The three proprietors of the SPINSTER imprint began the endeavor in the Winter of 2018 in an effort to support a diverse range of musicians who move in orbits both traditional and radical.  Steeped in music, folklore, and art, the founding mothers of SPINSTER – Sarah Henson, Emily Hilliard, and Sally Anne Morgan – have created something magical: a place for adventurous sounds to call home.

Quilt of the Universe aims to evoke the earthly and the extraterrestrial.  Key touchpoints are NASA’s Voyager Golden Record and a “Solar System Quilt” stitched in rural Iowa by science teacher Ellen Harding Baker in the 1800s.  This juxtaposition of the heavenly and the terrestrial is immediately apparent in the evocative throbs emanating from Baltimore musician Ami Dang’s “Unstruck Sound (Santu Man Pavnai Sukh Baniaa)”.  The singer’s mellifluous vocal stands out amidst a constellation of percussion and clouds of synth.  The multiple layers of Emmalee Hunnicutt’s plucked and bowed cello similarly rise and sway skyward in wafting clouds of tone.  Guitarist Ilyas Ahmed offers a skeletal acoustic guitar piece that is as nimble as it is inwardly focused.

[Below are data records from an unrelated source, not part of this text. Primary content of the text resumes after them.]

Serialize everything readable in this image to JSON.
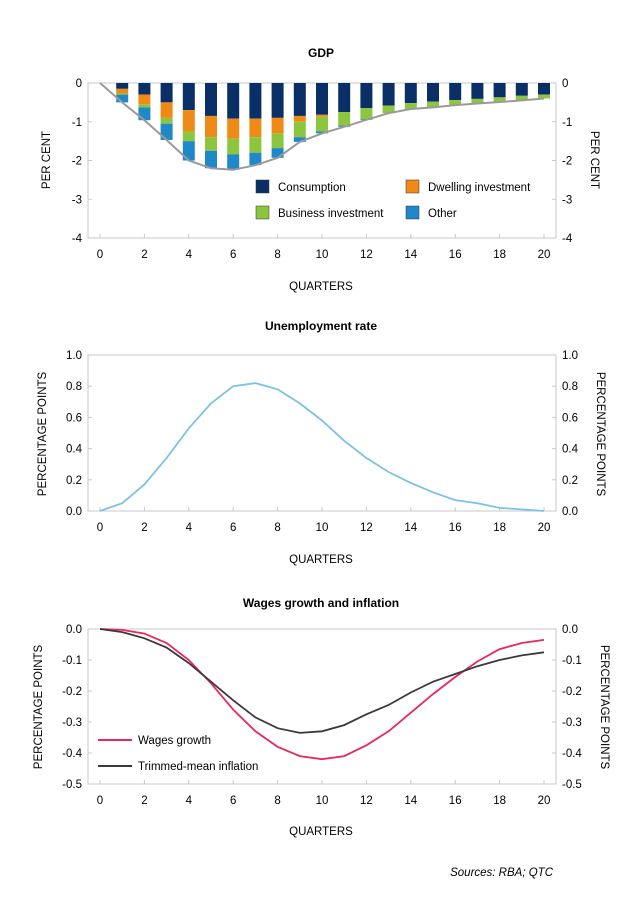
{
  "source": "Sources: RBA; QTC",
  "colors": {
    "consumption": "#0a2f66",
    "dwelling": "#f08a16",
    "business": "#8cc63f",
    "other": "#1e88c8",
    "gdp_line": "#9a9a9a",
    "unemployment": "#7ec1e5",
    "wages": "#e8285e",
    "inflation": "#3a3a3a",
    "axis": "#000000",
    "grid": "#c8c8c8"
  },
  "chart_data": [
    {
      "type": "bar",
      "stacked": true,
      "title": "GDP",
      "xlabel": "QUARTERS",
      "ylabel": "PER CENT",
      "ylabel_right": "PER CENT",
      "ylim": [
        -4,
        0
      ],
      "yticks": [
        "0",
        "-1",
        "-2",
        "-3",
        "-4"
      ],
      "yticks_right": [
        "0",
        "-1",
        "-2",
        "-3",
        "-4"
      ],
      "xticks": [
        "0",
        "2",
        "4",
        "6",
        "8",
        "10",
        "12",
        "14",
        "16",
        "18",
        "20"
      ],
      "legend_placement": "lower-right",
      "x": [
        1,
        2,
        3,
        4,
        5,
        6,
        7,
        8,
        9,
        10,
        11,
        12,
        13,
        14,
        15,
        16,
        17,
        18,
        19,
        20
      ],
      "series": [
        {
          "name": "Consumption",
          "color_key": "consumption",
          "values": [
            -0.15,
            -0.3,
            -0.5,
            -0.7,
            -0.85,
            -0.92,
            -0.92,
            -0.9,
            -0.85,
            -0.82,
            -0.75,
            -0.65,
            -0.58,
            -0.52,
            -0.48,
            -0.44,
            -0.41,
            -0.37,
            -0.33,
            -0.3
          ]
        },
        {
          "name": "Dwelling investment",
          "color_key": "dwelling",
          "values": [
            -0.12,
            -0.25,
            -0.4,
            -0.55,
            -0.55,
            -0.52,
            -0.48,
            -0.4,
            -0.15,
            -0.05,
            0,
            0,
            0,
            0,
            0,
            0,
            0,
            0,
            0,
            0
          ]
        },
        {
          "name": "Business investment",
          "color_key": "business",
          "values": [
            -0.03,
            -0.08,
            -0.15,
            -0.25,
            -0.35,
            -0.4,
            -0.4,
            -0.38,
            -0.4,
            -0.38,
            -0.35,
            -0.28,
            -0.2,
            -0.15,
            -0.15,
            -0.13,
            -0.12,
            -0.12,
            -0.12,
            -0.1
          ]
        },
        {
          "name": "Other",
          "color_key": "other",
          "values": [
            -0.2,
            -0.33,
            -0.42,
            -0.5,
            -0.45,
            -0.4,
            -0.32,
            -0.25,
            -0.12,
            -0.05,
            -0.03,
            -0.02,
            0,
            0,
            0,
            0,
            0,
            0,
            0,
            0
          ]
        }
      ],
      "total_line": {
        "x": [
          0,
          1,
          2,
          3,
          4,
          5,
          6,
          7,
          8,
          9,
          10,
          11,
          12,
          13,
          14,
          15,
          16,
          17,
          18,
          19,
          20
        ],
        "values": [
          0,
          -0.5,
          -0.96,
          -1.47,
          -2.0,
          -2.2,
          -2.24,
          -2.12,
          -1.93,
          -1.52,
          -1.3,
          -1.13,
          -0.95,
          -0.78,
          -0.67,
          -0.63,
          -0.57,
          -0.53,
          -0.49,
          -0.45,
          -0.4
        ]
      }
    },
    {
      "type": "line",
      "title": "Unemployment rate",
      "xlabel": "QUARTERS",
      "ylabel": "PERCENTAGE POINTS",
      "ylabel_right": "PERCENTAGE POINTS",
      "ylim": [
        0,
        1
      ],
      "yticks": [
        "1.0",
        "0.8",
        "0.6",
        "0.4",
        "0.2",
        "0.0"
      ],
      "yticks_right": [
        "1.0",
        "0.8",
        "0.6",
        "0.4",
        "0.2",
        "0.0"
      ],
      "xticks": [
        "0",
        "2",
        "4",
        "6",
        "8",
        "10",
        "12",
        "14",
        "16",
        "18",
        "20"
      ],
      "x": [
        0,
        1,
        2,
        3,
        4,
        5,
        6,
        7,
        8,
        9,
        10,
        11,
        12,
        13,
        14,
        15,
        16,
        17,
        18,
        19,
        20
      ],
      "series": [
        {
          "color_key": "unemployment",
          "values": [
            0.0,
            0.05,
            0.17,
            0.34,
            0.53,
            0.69,
            0.8,
            0.82,
            0.78,
            0.69,
            0.58,
            0.45,
            0.34,
            0.25,
            0.18,
            0.12,
            0.07,
            0.05,
            0.02,
            0.01,
            0.0
          ]
        }
      ]
    },
    {
      "type": "line",
      "title": "Wages growth and inflation",
      "xlabel": "QUARTERS",
      "ylabel": "PERCENTAGE POINTS",
      "ylabel_right": "PERCENTAGE POINTS",
      "ylim": [
        -0.5,
        0
      ],
      "yticks": [
        "0.0",
        "-0.1",
        "-0.2",
        "-0.3",
        "-0.4",
        "-0.5"
      ],
      "yticks_right": [
        "0.0",
        "-0.1",
        "-0.2",
        "-0.3",
        "-0.4",
        "-0.5"
      ],
      "xticks": [
        "0",
        "2",
        "4",
        "6",
        "8",
        "10",
        "12",
        "14",
        "16",
        "18",
        "20"
      ],
      "legend_placement": "lower-left",
      "x": [
        0,
        1,
        2,
        3,
        4,
        5,
        6,
        7,
        8,
        9,
        10,
        11,
        12,
        13,
        14,
        15,
        16,
        17,
        18,
        19,
        20
      ],
      "series": [
        {
          "name": "Wages growth",
          "color_key": "wages",
          "values": [
            0.0,
            -0.003,
            -0.015,
            -0.045,
            -0.1,
            -0.175,
            -0.26,
            -0.33,
            -0.38,
            -0.41,
            -0.42,
            -0.41,
            -0.375,
            -0.33,
            -0.27,
            -0.21,
            -0.155,
            -0.105,
            -0.065,
            -0.045,
            -0.035
          ]
        },
        {
          "name": "Trimmed-mean inflation",
          "color_key": "inflation",
          "values": [
            0.0,
            -0.01,
            -0.03,
            -0.06,
            -0.11,
            -0.17,
            -0.23,
            -0.285,
            -0.32,
            -0.335,
            -0.33,
            -0.31,
            -0.275,
            -0.245,
            -0.205,
            -0.17,
            -0.145,
            -0.12,
            -0.1,
            -0.085,
            -0.075
          ]
        }
      ]
    }
  ]
}
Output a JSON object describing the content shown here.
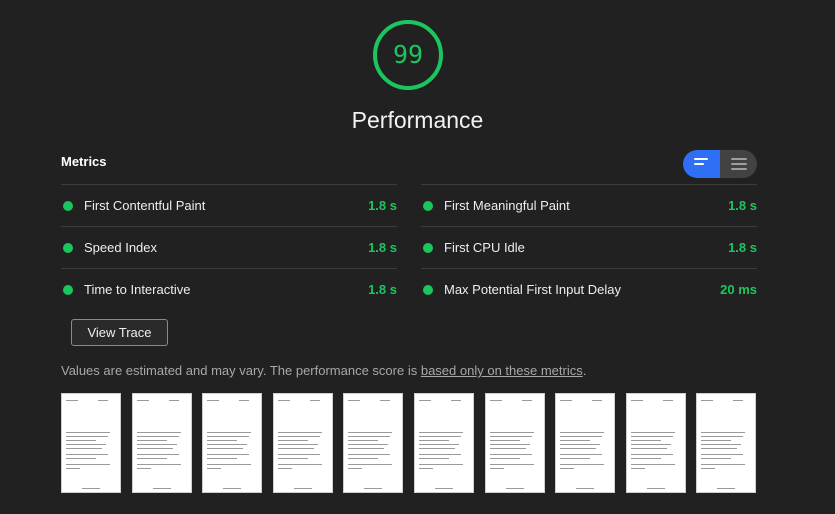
{
  "score": {
    "value": "99",
    "percent": 99,
    "color": "#1cc65f",
    "track_color": "#1a3b27"
  },
  "category": {
    "title": "Performance"
  },
  "metrics": {
    "title": "Metrics",
    "toggle": {
      "active": "summary-view",
      "left_icon": "list-summary-icon",
      "right_icon": "list-detail-icon"
    },
    "left": [
      {
        "label": "First Contentful Paint",
        "value": "1.8 s"
      },
      {
        "label": "Speed Index",
        "value": "1.8 s"
      },
      {
        "label": "Time to Interactive",
        "value": "1.8 s"
      }
    ],
    "right": [
      {
        "label": "First Meaningful Paint",
        "value": "1.8 s"
      },
      {
        "label": "First CPU Idle",
        "value": "1.8 s"
      },
      {
        "label": "Max Potential First Input Delay",
        "value": "20 ms"
      }
    ],
    "status_color": "#1cc65f"
  },
  "view_trace": {
    "label": "View Trace"
  },
  "note": {
    "prefix": "Values are estimated and may vary. The performance score is ",
    "link": "based only on these metrics",
    "suffix": "."
  },
  "filmstrip": {
    "frame_count": 10
  }
}
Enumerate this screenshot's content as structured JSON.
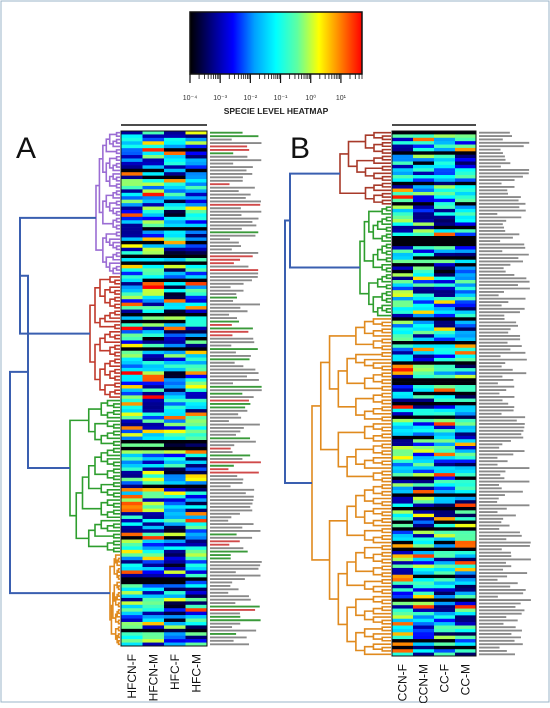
{
  "colorbar": {
    "title": "SPECIE LEVEL HEATMAP",
    "tick_labels": [
      "10⁻⁴",
      "10⁻³",
      "10⁻²",
      "10⁻¹",
      "10⁰",
      "10¹"
    ],
    "scale": "log",
    "range": [
      0.0001,
      50
    ],
    "colors": [
      "#000000",
      "#000080",
      "#0000ff",
      "#00a0ff",
      "#00ffff",
      "#60ffa0",
      "#ffff00",
      "#ff8000",
      "#ff0000"
    ]
  },
  "panels": [
    {
      "label": "A",
      "columns": [
        "HFCN-F",
        "HFCN-M",
        "HFC-F",
        "HFC-M"
      ]
    },
    {
      "label": "B",
      "columns": [
        "CCN-F",
        "CCN-M",
        "CC-F",
        "CC-M"
      ]
    }
  ],
  "chart_data": [
    {
      "type": "heatmap",
      "panel": "A",
      "columns": [
        "HFCN-F",
        "HFCN-M",
        "HFC-F",
        "HFC-M"
      ],
      "row_count": 150,
      "color_scale": "log",
      "value_range": [
        0.0001,
        50
      ],
      "clusters": [
        {
          "color": "#9b6dd4",
          "rows": 42
        },
        {
          "color": "#c0392b",
          "rows": 36
        },
        {
          "color": "#2e9e2e",
          "rows": 45
        },
        {
          "color": "#e08a1e",
          "rows": 27
        }
      ]
    },
    {
      "type": "heatmap",
      "panel": "B",
      "columns": [
        "CCN-F",
        "CCN-M",
        "CC-F",
        "CC-M"
      ],
      "row_count": 155,
      "color_scale": "log",
      "value_range": [
        0.0001,
        50
      ],
      "clusters": [
        {
          "color": "#a83a2a",
          "rows": 22
        },
        {
          "color": "#2e9e2e",
          "rows": 33
        },
        {
          "color": "#e08a1e",
          "rows": 100
        }
      ]
    }
  ]
}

There are also some raucous and quite experimental tracks featured on Quilt of the Universe.  The spaced-out version of 90s club grinder “Return of the Mack” features vocals that are almost percussive in their rapid-fire delivery, laid down over a wash of synth.  The noisy poetry reading “I Saw God” sounds like it was lifted from Glands of External Secretions’ Reverse Atheism.  The track is supplied by Michelle Dove and Brian Howe, who describe their work as “an electropoetic séance”, which is an apt description for this uncanny piece.  Fitness Womxn’s “Creatures” is a new wave raver, while Slut Pill’s “Catcall” features a Dinosaur Jr.-esque guitar intro and a message that damns (rightfully so) moronic displays of toxic masculinity.

Each of the fifteen tracks on offer is threaded into the overarching theme of Quilt of the Universe, and the intersectional feminist ethos of the SPINSTER label itself.  The cassette is part of a larger in-house crowdfunding campaign by the imprint, with a trio of original t-shirts also on offer with designs by Durham artist Julienne Alexander (Elizabeth Cotten), D.C. illustrator Elizabeth Graeber (Pauline Oliveros), and the Portland-based Ilyas Ahmed (Emahoy Tsegué-Maryam Guèbrou).  Head over to the SPINSTER Bandcamp and snatch up some of their wares.